Community leaders and elders said Karen villages in the government control area want the right to teach their native language.
At a recent meeting in the KNU’s Mergui-Tavoy district, in Southern Burma, villager representatives encouraged its political leaders to negotiate with the regional Burmese government in Tanintharyi Division for children to be taught Karen language at schools.
The KNU Mergui-Tavoy District chairman P’doh Saw Beeler told Karen News.
“At the meeting the elders urged us [the KNU] to talk with the government to allow children to learn their native language. They also asked that children be allowed to wear Karen dress once a week. We will make a time to talk with the regional Burmese government to try to find a way to let it happen.”
P’doh Saw Beeler said most Karen villages try to teach the Karen language, but it does not have the recognition of the government. Many villages fear that the government will take action against them if they don’t have official recognition.

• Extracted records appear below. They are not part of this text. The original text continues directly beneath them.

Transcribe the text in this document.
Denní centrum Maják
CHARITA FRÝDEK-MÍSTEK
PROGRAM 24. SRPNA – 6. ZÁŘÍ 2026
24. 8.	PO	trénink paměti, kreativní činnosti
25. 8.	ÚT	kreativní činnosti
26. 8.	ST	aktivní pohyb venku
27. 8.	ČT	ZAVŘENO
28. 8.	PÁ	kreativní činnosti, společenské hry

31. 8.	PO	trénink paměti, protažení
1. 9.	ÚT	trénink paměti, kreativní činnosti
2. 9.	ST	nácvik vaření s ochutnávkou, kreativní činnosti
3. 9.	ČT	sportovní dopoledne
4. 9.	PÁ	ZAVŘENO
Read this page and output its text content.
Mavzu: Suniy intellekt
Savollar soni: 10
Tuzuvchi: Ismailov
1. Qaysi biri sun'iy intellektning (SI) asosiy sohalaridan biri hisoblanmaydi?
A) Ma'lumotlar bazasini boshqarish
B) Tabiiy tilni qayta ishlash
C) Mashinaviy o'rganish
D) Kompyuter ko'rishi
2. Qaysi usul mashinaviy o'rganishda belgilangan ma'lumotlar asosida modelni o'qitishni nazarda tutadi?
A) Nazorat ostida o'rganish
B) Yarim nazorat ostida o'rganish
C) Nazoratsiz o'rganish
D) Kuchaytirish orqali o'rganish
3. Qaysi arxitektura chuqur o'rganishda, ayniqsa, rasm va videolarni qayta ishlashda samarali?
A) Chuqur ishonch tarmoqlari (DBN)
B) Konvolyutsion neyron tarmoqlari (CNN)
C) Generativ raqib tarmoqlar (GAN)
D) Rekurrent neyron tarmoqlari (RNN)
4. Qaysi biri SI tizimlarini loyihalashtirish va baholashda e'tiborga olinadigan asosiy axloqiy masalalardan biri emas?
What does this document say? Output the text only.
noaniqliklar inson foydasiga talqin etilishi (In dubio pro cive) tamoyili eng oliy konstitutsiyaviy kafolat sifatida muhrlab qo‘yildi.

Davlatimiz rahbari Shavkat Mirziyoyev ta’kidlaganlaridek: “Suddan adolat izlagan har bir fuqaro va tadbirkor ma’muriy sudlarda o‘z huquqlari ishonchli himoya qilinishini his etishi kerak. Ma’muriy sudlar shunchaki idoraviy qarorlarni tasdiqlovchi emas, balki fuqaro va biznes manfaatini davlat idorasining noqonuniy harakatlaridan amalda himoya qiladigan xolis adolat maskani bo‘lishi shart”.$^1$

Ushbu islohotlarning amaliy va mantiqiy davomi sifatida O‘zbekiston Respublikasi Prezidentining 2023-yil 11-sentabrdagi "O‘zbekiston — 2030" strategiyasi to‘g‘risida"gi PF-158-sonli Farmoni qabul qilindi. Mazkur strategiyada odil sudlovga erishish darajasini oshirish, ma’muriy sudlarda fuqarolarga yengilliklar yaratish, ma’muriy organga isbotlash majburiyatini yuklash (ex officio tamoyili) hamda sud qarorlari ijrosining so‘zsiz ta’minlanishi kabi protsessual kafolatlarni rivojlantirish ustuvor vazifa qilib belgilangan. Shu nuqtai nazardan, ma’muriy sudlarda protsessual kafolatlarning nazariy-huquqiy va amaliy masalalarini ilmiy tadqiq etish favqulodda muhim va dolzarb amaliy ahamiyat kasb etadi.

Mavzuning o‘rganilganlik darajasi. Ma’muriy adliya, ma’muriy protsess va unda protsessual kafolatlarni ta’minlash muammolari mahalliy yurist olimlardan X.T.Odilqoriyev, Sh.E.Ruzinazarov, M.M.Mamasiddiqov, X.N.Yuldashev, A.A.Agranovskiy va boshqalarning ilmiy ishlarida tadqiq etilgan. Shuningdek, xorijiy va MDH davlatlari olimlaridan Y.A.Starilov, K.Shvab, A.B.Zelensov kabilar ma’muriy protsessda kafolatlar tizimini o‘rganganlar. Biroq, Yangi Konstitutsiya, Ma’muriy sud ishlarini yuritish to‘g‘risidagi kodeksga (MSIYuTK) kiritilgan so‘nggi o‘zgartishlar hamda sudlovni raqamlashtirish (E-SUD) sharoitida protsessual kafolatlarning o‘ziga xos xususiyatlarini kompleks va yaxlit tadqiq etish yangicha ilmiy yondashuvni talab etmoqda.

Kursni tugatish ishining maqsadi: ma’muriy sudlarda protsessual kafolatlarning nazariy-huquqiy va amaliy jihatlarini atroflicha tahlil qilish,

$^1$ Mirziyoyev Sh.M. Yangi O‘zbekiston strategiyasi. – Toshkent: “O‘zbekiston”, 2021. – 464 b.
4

The local Karen Education Department (KED) officials called on its central organisation to meet with government education officers as soon as possible to get permission for a number of banned activities to be allowed.
The local KED office wants the Karen flag to be flown at schools that are the under the joint control of the KED and the government, schools to be allowed to teach the Karen language within the school curriculum and that Karen student certificates of further education should be recognized.
KED chairman Pa Doh Saw Lah Say indicated that he did not expect to see changes to the education system made quickly.
“The current education situation is connected to the peace process, and implementation will need to go slowly, step by step”.